Obviously it depends on usages and usage patterns, and what's rare for you may not be rare for me.

I often turn hot on in the bath sink to shave, then jump into the shower right after. Or I may rinse off the plates with hot water in the sink, then put the half rinsed plates into the dishwasher then run the DW. To me that's a fairly typical use case.

On the other side, do you still run a 3/4" to so you can split that into two 1/2" to serve two fixtures? To prevent simultaneously usage? I would say this is rare IF that someone does not use one fixture requiring hot supply right after another fixture also requiring hot in the same room. In the old days the typical use case would be when someone is taking a shower and someone else flushes the toilet causing the cold supply to lose pressure and the shower suddenly turn scorchingly hot. This was a problem on the cold side only, and no longer an issue with all the pressure balance valves and anti scald temperature limiting devices.

Since I am in south Florida, we don't insulate our pipes. To me running individual lines to each fixture in the same "room" on the hot side is something I am still on the fence about. Last time I had to decide which way to go, it comes down to how much tubing I have left in the 100' coil LOL.
 
Huh? Why would branching a 3/4" line prevent simultaneous usage? Serving 2 fixtures with a 1/2" line wouldn't prevent using both; there just might be a noticeable, even undesirable, pressure drop with both open.
A poor choice of word on my part. I didn't mean prevent simultaneous usage, I meant to allow simultaneous usage with a 3/4" line branching into two 1/2" lines without loss of pressure like flushing a toilet and burning someone taking a shower, which is no longer an issue today because most faucets and shower have anti scald features and pressure balancing valves, and we are talking about the hot side supply anyway.

I did it both ways (individual hots and separate hots for the same room) and there are pros and cons. I have ran a single 1/2" hot line to one bathroom for both sink and shower/tub. No issue. If you look at most shower valves and the channels inside, even though they may be a 3/4" port valve, the inside channels are often less than 3/8". Then most showers have the flow retrictors now. Same with a lot of the faucets. The only thing inside the bathroom that really use close to full flow is the tub spout, and I don't remember the last time I took a bath. Even in that case, on the way to the tub spout, it goes through a valve with tiny channels anyway.

The other fixtures I struggled with deciding running all individual lines to are hose bibbs.
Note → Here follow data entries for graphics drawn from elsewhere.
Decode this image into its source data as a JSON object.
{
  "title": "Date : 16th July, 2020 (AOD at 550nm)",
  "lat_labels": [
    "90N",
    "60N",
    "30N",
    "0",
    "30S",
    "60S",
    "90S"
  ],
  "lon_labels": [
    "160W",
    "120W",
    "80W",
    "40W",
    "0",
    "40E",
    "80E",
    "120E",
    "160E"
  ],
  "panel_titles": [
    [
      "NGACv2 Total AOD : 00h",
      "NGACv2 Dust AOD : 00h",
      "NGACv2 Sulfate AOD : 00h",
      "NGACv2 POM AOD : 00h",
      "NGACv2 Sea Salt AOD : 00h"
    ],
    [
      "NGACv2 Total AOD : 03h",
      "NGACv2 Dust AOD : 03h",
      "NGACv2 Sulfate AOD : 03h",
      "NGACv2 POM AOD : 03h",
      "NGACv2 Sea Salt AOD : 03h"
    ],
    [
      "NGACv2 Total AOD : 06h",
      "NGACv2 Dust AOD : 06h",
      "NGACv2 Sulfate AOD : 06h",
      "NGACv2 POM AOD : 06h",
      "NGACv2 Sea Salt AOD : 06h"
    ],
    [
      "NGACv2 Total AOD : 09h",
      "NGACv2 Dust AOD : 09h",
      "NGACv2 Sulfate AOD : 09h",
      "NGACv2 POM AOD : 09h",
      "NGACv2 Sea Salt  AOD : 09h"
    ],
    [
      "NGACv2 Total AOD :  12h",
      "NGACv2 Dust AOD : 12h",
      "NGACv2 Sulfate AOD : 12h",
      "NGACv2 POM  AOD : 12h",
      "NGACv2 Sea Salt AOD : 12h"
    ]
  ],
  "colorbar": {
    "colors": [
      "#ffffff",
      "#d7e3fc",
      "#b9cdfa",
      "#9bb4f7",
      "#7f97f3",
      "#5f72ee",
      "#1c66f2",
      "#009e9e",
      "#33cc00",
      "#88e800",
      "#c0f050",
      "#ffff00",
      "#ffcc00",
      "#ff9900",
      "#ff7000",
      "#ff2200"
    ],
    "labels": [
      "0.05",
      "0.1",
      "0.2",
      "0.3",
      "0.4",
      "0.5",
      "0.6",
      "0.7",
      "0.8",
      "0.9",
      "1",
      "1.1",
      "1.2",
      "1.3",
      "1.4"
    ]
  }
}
If you have one on each exterior wall, do you run individual lines to them all? That's a lot of additional lines and valves, and hoses can truly use 3/4" especially if you have 3/4" full port bibbs to do stuff like filling up a swimming pool it could make a huge difference in how long it takes. You could easily burn 200 feet of 3/4" on hose bibb lines.

Last time I did a PEX repipe, I had all 100' coils, of 3/4" and 1/2". I was pretty proud that I end up with 8' of 3/4" and 5' of 1/2". Virtually no waste!